Leo Tolstoy explores a Munch-like human landscape: pangs of youth, marriage, adultery, death. In Anna Karenina (1878), when Vronsky first catches sight of Anna while meeting his mother at a Moscow train station, Tolstoy evokes with words the kind of swell of emotion that the artist evokes with colour. ‘In that brief look Vronsky had time to notice the suppressed eagerness which played over her face’, he writes. ‘It was as though her nature were so brimming over with something that against her will it showed itself now in the flash of her eyes, and now in her smile.’ Maybe it’s too much to suggest that, if we were to swap out a few words here and there, he could be describing The Scream (1895) – absent from the Courtauld. The artist’s best-known work also depicts the bubbling over of an emotion – in this case, ‘a touch of melancholy’ – that started off gently simmering beneath the skin.

From one literary giant to another: Munch’s Summer Night, Inger on the Beach (1889) is an Emily Brontë-esque lesson in letting the natural landscape lead. In the same way that the wild and stormy Heath reflects the inner turmoil of Cathy and Heathcliff, the giant boulders of Munch’s shoreline give weight to his youngest sister’s feelings. Elsewhere, in a novelistic grasp, he captures on a single canvas the broad brush of life itself: the monumental Woman in Three Stages (1894) presents three imagined women signifying the progression from youth to maturity to old age, and beside them a sombre man, our anxious artist. Whether depicted in a dream-like setting or on an ordinary street, his painted lifecycles hum with deterioration and sunken dreams.

Edvard Munch, Woman in Three Stages, 1894. Oil on canvas, 164.5 x 251 cm. Courtesy KODE Bergen Art Museum, The Rasmus/Meyer Collection

Like a capable cinematographer, Munch can seamlessly switch between backdrop and figures, panorama and close-up. At times he gives a glimpse of narrative, as in Moonlight on the Beach (1892), with a lone boat on an otherwise empty seashore, and in Melancholy (1984-96), which shows a man with his head in his hand and, on a jetty in the distance, a couple talking. Tracey Emin, who, in her own words, has been in love with the artist since she was 18, produced Homage to Edvard Munch and All My Dead Children (1998). Shot on Super 8, the single-channel video records Emin doubled over on another jetty in Åsgårdstrand letting out a piercing cry. She takes the radical vulnerability of Munch and turns it up a notch, with gut-wrenching drawings and films that are harsher, louder. 
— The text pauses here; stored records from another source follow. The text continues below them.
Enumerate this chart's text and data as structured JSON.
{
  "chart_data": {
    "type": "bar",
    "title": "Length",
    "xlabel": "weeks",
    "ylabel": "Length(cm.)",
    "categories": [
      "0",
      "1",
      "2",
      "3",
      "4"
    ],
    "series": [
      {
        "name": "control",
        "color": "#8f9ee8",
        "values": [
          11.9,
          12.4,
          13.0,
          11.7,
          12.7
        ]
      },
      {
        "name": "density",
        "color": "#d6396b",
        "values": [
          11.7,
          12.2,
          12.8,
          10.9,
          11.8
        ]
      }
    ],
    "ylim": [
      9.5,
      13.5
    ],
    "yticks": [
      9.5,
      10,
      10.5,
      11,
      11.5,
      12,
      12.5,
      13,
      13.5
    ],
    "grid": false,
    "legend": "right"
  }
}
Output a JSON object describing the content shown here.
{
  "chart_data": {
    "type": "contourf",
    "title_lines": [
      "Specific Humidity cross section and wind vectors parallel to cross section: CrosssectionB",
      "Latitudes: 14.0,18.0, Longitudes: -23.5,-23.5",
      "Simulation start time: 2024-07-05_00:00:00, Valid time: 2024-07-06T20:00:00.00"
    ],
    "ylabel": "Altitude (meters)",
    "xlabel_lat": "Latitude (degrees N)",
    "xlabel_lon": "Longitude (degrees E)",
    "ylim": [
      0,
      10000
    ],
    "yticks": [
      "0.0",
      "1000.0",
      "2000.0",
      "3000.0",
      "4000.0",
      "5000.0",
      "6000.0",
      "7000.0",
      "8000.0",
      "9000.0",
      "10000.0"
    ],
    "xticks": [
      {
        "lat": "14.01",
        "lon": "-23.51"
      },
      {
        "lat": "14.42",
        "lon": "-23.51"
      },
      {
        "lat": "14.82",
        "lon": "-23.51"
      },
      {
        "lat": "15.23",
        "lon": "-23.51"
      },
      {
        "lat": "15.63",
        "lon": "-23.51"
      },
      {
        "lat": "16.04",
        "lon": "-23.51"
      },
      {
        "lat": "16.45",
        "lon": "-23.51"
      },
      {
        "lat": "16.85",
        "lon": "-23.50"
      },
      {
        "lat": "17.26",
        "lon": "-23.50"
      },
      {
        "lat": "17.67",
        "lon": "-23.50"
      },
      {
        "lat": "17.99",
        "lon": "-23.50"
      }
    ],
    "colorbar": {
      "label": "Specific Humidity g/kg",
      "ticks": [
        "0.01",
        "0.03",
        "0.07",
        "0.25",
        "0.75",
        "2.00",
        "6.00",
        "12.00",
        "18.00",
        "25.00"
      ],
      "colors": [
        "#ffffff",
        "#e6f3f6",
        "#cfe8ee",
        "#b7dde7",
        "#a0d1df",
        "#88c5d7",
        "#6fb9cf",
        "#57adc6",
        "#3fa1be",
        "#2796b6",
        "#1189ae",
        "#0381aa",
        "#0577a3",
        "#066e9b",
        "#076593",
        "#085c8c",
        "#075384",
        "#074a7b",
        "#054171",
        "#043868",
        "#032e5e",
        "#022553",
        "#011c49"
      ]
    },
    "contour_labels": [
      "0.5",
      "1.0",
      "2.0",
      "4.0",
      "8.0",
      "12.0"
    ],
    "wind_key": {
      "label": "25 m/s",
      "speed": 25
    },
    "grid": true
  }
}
Edvard Munch, Melancholy, 1894-96, Oil on canvas, 80 x 100.5 cm. Courtesy KODE Bergen Art Museum, The Rasmus/Meyer Collection

All this is to say that, like a writer who puts into words thoughts and feelings that we’re familiar with but fail to articulate, Munch visualises both the big and small moments that make a life. Morning (1884) – one of his first major paintings – shows a young woman, probably a housemaid judging by her modest clothing, perched on a bed, dressing or undressing. Daylight filters through the room and she turns towards the window, a silvery highlight tracing her nose. What’s she thinking? She’s missing a sock and her blouse is unbuttoned. Could the growing light reflect a realisation or resolve?

Edvard Munch, Morning, 1884. Oil on canvas, 96.5 x 103.5 cm. Courtesy KODE Bergen Art Museum, The Rasmus/Meyer Collection
Edvard Munch, Nude in Profile towards the Right, 1894. Oil on canvas, 93 x 77 cm. Courtesy KODE Bergen Art Museum, The Rasmus/Meyer Collection

In the exhibition’s final room hangs Nude in Profile Towards the Right (1898). The narrative has been lifted directly from literature, in this case the Bible. Here’s Eve, arms tightly folded in front of her bare chest, eyes downcast, chin dipped. Painted against a gloomy blue-green background, her flesh blazes a bronzy gold – burning with shame as she’s driven from the Garden of Eden. But then standing before us is also a self-conscious young woman, painfully aware of our gaze. We could see Munch’s paintings as a series of mirrors held up to the world he lived in – a group biography of sorts – or a collective portrait of the artist himself. Stand once again in front of House in Moonlight, though, and for a second you’ll wonder if the shadow stretching out across the grass is yours.